# Anyone with experience in getting a working visa in malaysia?



## wacky_german (Sep 14, 2011)

Hi all, 

I am thinking to work and live in Kuala Lumpur, Malaysia. The internet says, you need a job offer in order to apply for a work visa. However if I am applying on several company websites, i am working in the hotel industry by the way, it says I would do need a visa first. Please need your help!!!


----------



## thewitt (Jun 15, 2011)

The only way I know to get a work visa without a job is through an agency. This will cost you about $8,000RM and is good for two years. 

-t


----------



## wacky_german (Sep 14, 2011)

Hey thanks, do you know an agency in particular? They are so many, the risk of being ripped off is to high. Got experience with that.


----------



## thewitt (Jun 15, 2011)

I can get the contact info for one a friend recently used if you are interested. 

-t


----------



## Charliecafe (Sep 1, 2011)

wacky_german said:


> Hi all,
> 
> I am thinking to work and live in Kuala Lumpur, Malaysia. The internet says, you need a job offer in order to apply for a work visa. However if I am applying on several company websites, i am working in the hotel industry by the way, it says I would do need a visa first. Please need your help!!!
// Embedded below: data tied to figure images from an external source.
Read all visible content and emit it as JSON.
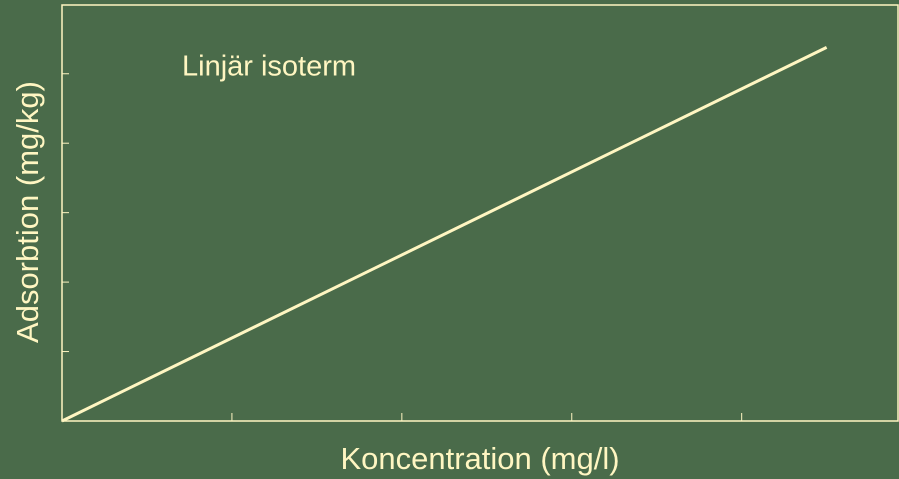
{
  "chart_data": {
    "type": "line",
    "annotation": "Linjär isoterm",
    "x_label": "Koncentration (mg/l)",
    "y_label": "Adsorbtion (mg/kg)",
    "x": [
      0,
      4.5
    ],
    "series": [
      {
        "name": "Linjär isoterm",
        "color": "#fff6c2",
        "values": [
          0,
          5.38
        ]
      }
    ],
    "xlim": [
      0,
      4.92
    ],
    "ylim": [
      0,
      5.99
    ],
    "xticks": [
      0,
      1,
      2,
      3,
      4
    ],
    "yticks": [
      0,
      1,
      2,
      3,
      4,
      5
    ],
    "grid": false,
    "background": "#4a6b4a"
  }
}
:ranger: Refer to internet you can't get more details. Normally, they no reply your application and the chance for that will 'less and lesser'. They will firstly thinking for local personnel or expart who already stay in Malaysia. If you come from far just for interview that my advice's waste your time and money.
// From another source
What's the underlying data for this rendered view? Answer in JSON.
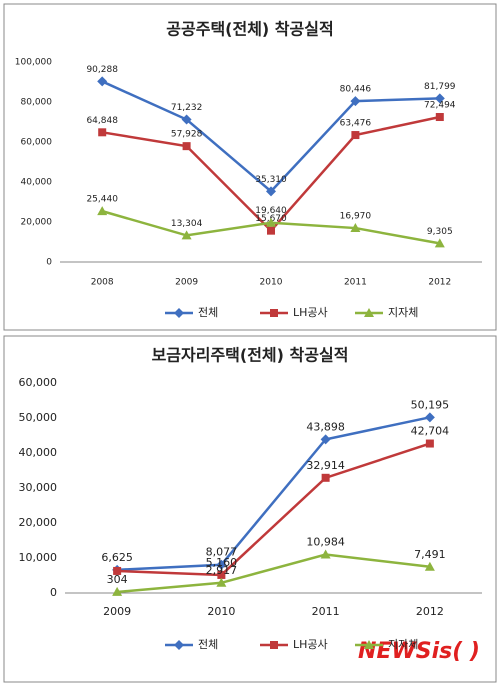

A company have must have RM500k authorised capital and RM350k paid up capital only can apply the Visa for you. Without this your visa must have 'problem'. Please take note: Agency company is process you 'a work' or just provided a services to get visa? ...:confused2:


----------



## 4lenAngel (Oct 6, 2011)

The RM8k is a professional visa.. yes it cost more or less ard RM8k .. but if u alrdy has a job offer.. u can ask the hotel to do a calling visa for u 1st.. btw which country are u from ?


----------